Corregir los hábitos a través de los impuestos

Malas acciones. La solución para cambiar las malas costumbres alimenticias de la sociedad no es subir los precios

26 ene 2020 / 12:50 H.

Corregir la mala alimentación en occidente (que ya contagia a casi todo el mundo) moviendo al alza los impuestos es algo así como pretender erradicar, digamos que el cáncer de pulmón, con las pamemas del brujo de la tribu. Tranquiliza a algunos y refuerza el poder de la superstición, que es superchería, de otros líderes sociales. La mala alimentación tiene causas bien profundas que no las aliviará siquiera el aumento de 0,47 céntimos la lata de tomate o en 0,80 la pizza margarita. Son políticas, económicas y culturales. El anuncio, poco preciso, del flamante y bisoño Ministro de Consumo Alberto Garzón, de revisar la fiscalidad de los alimentos ultra procesados o ricos en grasas y azúcares, si se queda solo ahí, es poco más que un parche que alarma al mercado y arreglará bien poco, pero eso sí, inflamará la sensación de triunfo y justicia proletaria de algunos políticos, tan ingenuos como osados, que se quedaron en el tiempo en que reyes y dictadores subían y bajaban los precios del trigo a capricho.

Claro que el vasto sector agroalimentario y la distribución organizada han cometido grandes errores al confundir con su propaganda engañosa y poco instructiva a un consumidor masivamente virgen de criterio y cada día más adocenado. Pero este mercado también llena los lineales y tiendas del mundo cada día de más oferta de productos, mejor preparados, más apetecibles y sobre todo seguros. Nunca hubo más personas y mejor alimentadas (como vemos muchas en exceso) gracias a esa maquinaria que se propuso dar de comer a todo aquel que ganara solo 500€ al mes, como dicen que llegó a afirmar Juan Roig para reafirmar el compromiso de su grupo empresarial con los pobres. El problema de fondo es que occidente se llena de pobres; de parados; de millones de personas expulsadas por el sistema con escaso o nulo poder adquisitivo y hace crecer una sociedad de desiguales progresivamente ajenos a las políticas públicas basada en la pedagogía y la escuela. Las políticas impositivas tan demandadas, sobre todo por los especialistas en salud publica y no tanto por los expertos en economía de todas las tendencias o sesgos ideológicos, como remedio central contra el aumento de la obesidad, las enfermedades cardiovasculares o la diabetes, son medidas estresantes para el mercado que, aun pudiendo tener resultados puntuales positivos, valen en esencia para favorecer la recaudación de las haciendas y que al pobre cueste la pizza congeladas unos céntimos más.
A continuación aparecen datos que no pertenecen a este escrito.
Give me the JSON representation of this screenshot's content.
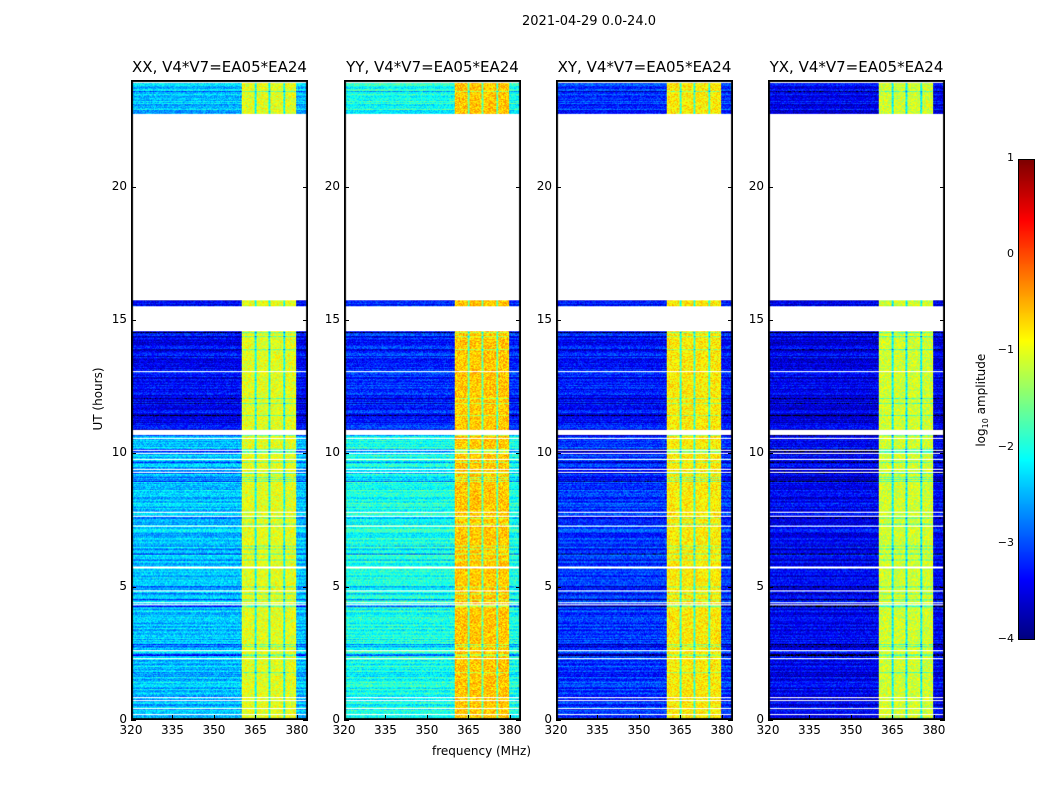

Parece más racional y más eficaz a corto y medio plazo, insistir en políticas publicas más exigentes y vigiladas de reducción progresiva y acelerada en el tiempo de esos elementos grasos o azucarados en exceso, así como esa pésima calidad de tanta materia prima en la base de la masiva fabricación de alimentos procesados. Y sobre todo llevar en datos la cruda realidad de una mala alimentación a gran preocupación pública. Porque poco ayudan el espectáculo de los mil masters chef que vemos en las televisiones, se necesitan políticas públicas preventivas, y punitivas también, que lleven a la gran mayoría de la población información precisa y cierta del problema y les ofrezca soluciones alternativas; que oriente en definitiva sobre qué comer y que tipo de vida llevar para que la molicie no nos atrape en la gran ciudad.
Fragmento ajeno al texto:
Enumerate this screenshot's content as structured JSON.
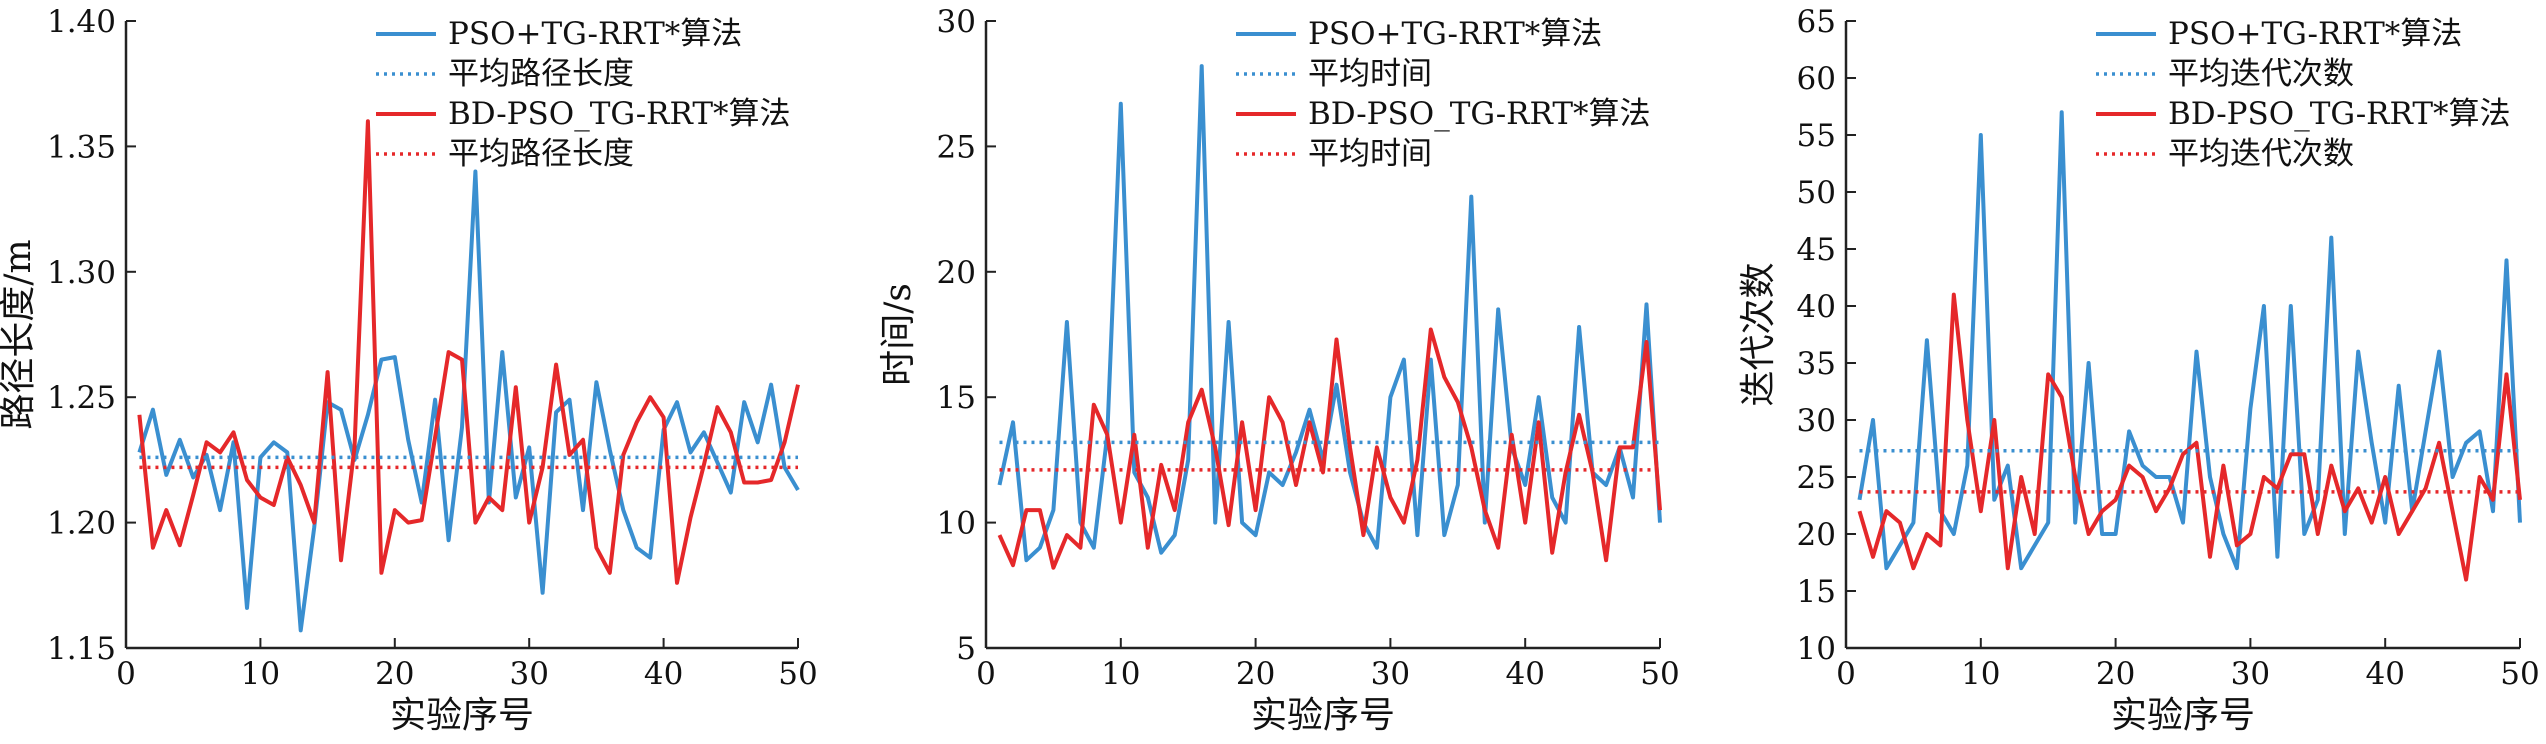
{
  "colors": {
    "blue": "#3a8fd0",
    "red": "#e5282a",
    "axis": "#222222"
  },
  "chart_data": [
    {
      "type": "line",
      "xlabel": "实验序号",
      "ylabel": "路径长度/m",
      "xlim": [
        0,
        50
      ],
      "ylim": [
        1.15,
        1.4
      ],
      "xticks": [
        0,
        10,
        20,
        30,
        40,
        50
      ],
      "yticks": [
        1.15,
        1.2,
        1.25,
        1.3,
        1.35,
        1.4
      ],
      "ytick_labels": [
        "1.15",
        "1.20",
        "1.25",
        "1.30",
        "1.35",
        "1.40"
      ],
      "legend_position": "top-right",
      "series": [
        {
          "name": "PSO+TG-RRT*算法",
          "style": "solid",
          "color": "#3a8fd0",
          "values": [
            1.228,
            1.245,
            1.219,
            1.233,
            1.218,
            1.227,
            1.205,
            1.232,
            1.166,
            1.226,
            1.232,
            1.228,
            1.157,
            1.198,
            1.248,
            1.245,
            1.225,
            1.243,
            1.265,
            1.266,
            1.233,
            1.208,
            1.249,
            1.193,
            1.238,
            1.34,
            1.208,
            1.268,
            1.21,
            1.23,
            1.172,
            1.244,
            1.249,
            1.205,
            1.256,
            1.229,
            1.205,
            1.19,
            1.186,
            1.237,
            1.248,
            1.228,
            1.236,
            1.224,
            1.212,
            1.248,
            1.232,
            1.255,
            1.222,
            1.213
          ]
        },
        {
          "name": "平均路径长度",
          "style": "dotted",
          "color": "#3a8fd0",
          "values": [
            1.226
          ]
        },
        {
          "name": "BD-PSO_TG-RRT*算法",
          "style": "solid",
          "color": "#e5282a",
          "values": [
            1.243,
            1.19,
            1.205,
            1.191,
            1.211,
            1.232,
            1.228,
            1.236,
            1.217,
            1.21,
            1.207,
            1.226,
            1.215,
            1.2,
            1.26,
            1.185,
            1.23,
            1.36,
            1.18,
            1.205,
            1.2,
            1.201,
            1.234,
            1.268,
            1.265,
            1.2,
            1.21,
            1.205,
            1.254,
            1.2,
            1.222,
            1.263,
            1.227,
            1.233,
            1.19,
            1.18,
            1.227,
            1.24,
            1.25,
            1.242,
            1.176,
            1.202,
            1.223,
            1.246,
            1.236,
            1.216,
            1.216,
            1.217,
            1.232,
            1.255
          ]
        },
        {
          "name": "平均路径长度",
          "style": "dotted",
          "color": "#e5282a",
          "values": [
            1.222
          ]
        }
      ]
    },
    {
      "type": "line",
      "xlabel": "实验序号",
      "ylabel": "时间/s",
      "xlim": [
        0,
        50
      ],
      "ylim": [
        5,
        30
      ],
      "xticks": [
        0,
        10,
        20,
        30,
        40,
        50
      ],
      "yticks": [
        5,
        10,
        15,
        20,
        25,
        30
      ],
      "ytick_labels": [
        "5",
        "10",
        "15",
        "20",
        "25",
        "30"
      ],
      "legend_position": "top-right",
      "series": [
        {
          "name": "PSO+TG-RRT*算法",
          "style": "solid",
          "color": "#3a8fd0",
          "values": [
            11.5,
            14.0,
            8.5,
            9.0,
            10.5,
            18.0,
            10.0,
            9.0,
            13.5,
            26.7,
            12.0,
            11.0,
            8.8,
            9.5,
            12.5,
            28.2,
            10.0,
            18.0,
            10.0,
            9.5,
            12.0,
            11.5,
            12.8,
            14.5,
            12.5,
            15.5,
            12.0,
            10.0,
            9.0,
            15.0,
            16.5,
            9.5,
            16.5,
            9.5,
            11.5,
            23.0,
            10.0,
            18.5,
            13.0,
            11.5,
            15.0,
            11.0,
            10.0,
            17.8,
            12.0,
            11.5,
            13.0,
            11.0,
            18.7,
            10.0
          ]
        },
        {
          "name": "平均时间",
          "style": "dotted",
          "color": "#3a8fd0",
          "values": [
            13.2
          ]
        },
        {
          "name": "BD-PSO_TG-RRT*算法",
          "style": "solid",
          "color": "#e5282a",
          "values": [
            9.5,
            8.3,
            10.5,
            10.5,
            8.2,
            9.5,
            9.0,
            14.7,
            13.5,
            10.0,
            13.5,
            9.0,
            12.3,
            10.5,
            14.0,
            15.3,
            13.0,
            9.9,
            14.0,
            10.5,
            15.0,
            14.0,
            11.5,
            14.0,
            12.0,
            17.3,
            13.0,
            9.5,
            13.0,
            11.0,
            10.0,
            12.5,
            17.7,
            15.8,
            14.8,
            13.0,
            10.5,
            9.0,
            13.5,
            10.0,
            14.0,
            8.8,
            12.0,
            14.3,
            12.0,
            8.5,
            13.0,
            13.0,
            17.2,
            10.5
          ]
        },
        {
          "name": "平均时间",
          "style": "dotted",
          "color": "#e5282a",
          "values": [
            12.1
          ]
        }
      ]
    },
    {
      "type": "line",
      "xlabel": "实验序号",
      "ylabel": "迭代次数",
      "xlim": [
        0,
        50
      ],
      "ylim": [
        10,
        65
      ],
      "xticks": [
        0,
        10,
        20,
        30,
        40,
        50
      ],
      "yticks": [
        10,
        15,
        20,
        25,
        30,
        35,
        40,
        45,
        50,
        55,
        60,
        65
      ],
      "ytick_labels": [
        "10",
        "15",
        "20",
        "25",
        "30",
        "35",
        "40",
        "45",
        "50",
        "55",
        "60",
        "65"
      ],
      "legend_position": "top-right",
      "series": [
        {
          "name": "PSO+TG-RRT*算法",
          "style": "solid",
          "color": "#3a8fd0",
          "values": [
            23,
            30,
            17,
            19,
            21,
            37,
            22,
            20,
            26,
            55,
            23,
            26,
            17,
            19,
            21,
            57,
            21,
            35,
            20,
            20,
            29,
            26,
            25,
            25,
            21,
            36,
            25,
            20,
            17,
            31,
            40,
            18,
            40,
            20,
            23,
            46,
            20,
            36,
            28,
            21,
            33,
            22,
            29,
            36,
            25,
            28,
            29,
            22,
            44,
            21
          ]
        },
        {
          "name": "平均迭代次数",
          "style": "dotted",
          "color": "#3a8fd0",
          "values": [
            27.3
          ]
        },
        {
          "name": "BD-PSO_TG-RRT*算法",
          "style": "solid",
          "color": "#e5282a",
          "values": [
            22,
            18,
            22,
            21,
            17,
            20,
            19,
            41,
            30,
            22,
            30,
            17,
            25,
            20,
            34,
            32,
            25,
            20,
            22,
            23,
            26,
            25,
            22,
            24,
            27,
            28,
            18,
            26,
            19,
            20,
            25,
            24,
            27,
            27,
            20,
            26,
            22,
            24,
            21,
            25,
            20,
            22,
            24,
            28,
            22,
            16,
            25,
            23,
            34,
            23
          ]
        },
        {
          "name": "平均迭代次数",
          "style": "dotted",
          "color": "#e5282a",
          "values": [
            23.7
          ]
        }
      ]
    }
  ]
}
Algunos de los argumentos más extendidos y exitosos para poner en valor el efecto positivo de la subida de impuestos en este amplio rango de productos, se resumen en subir el impuesto de “lo malo” y bajarlo a “lo bueno”. Y se quedan tan a gusto. Ni le suenan los versos de Antonio Machado: “el necio confunde el valor con el precio”, y no parecen haber leído nada de esa vastísima literatura existente sobre la formación de precios. Mejor nos valdría a todos que venciera el eslogan “más deporte y menos impuestos”.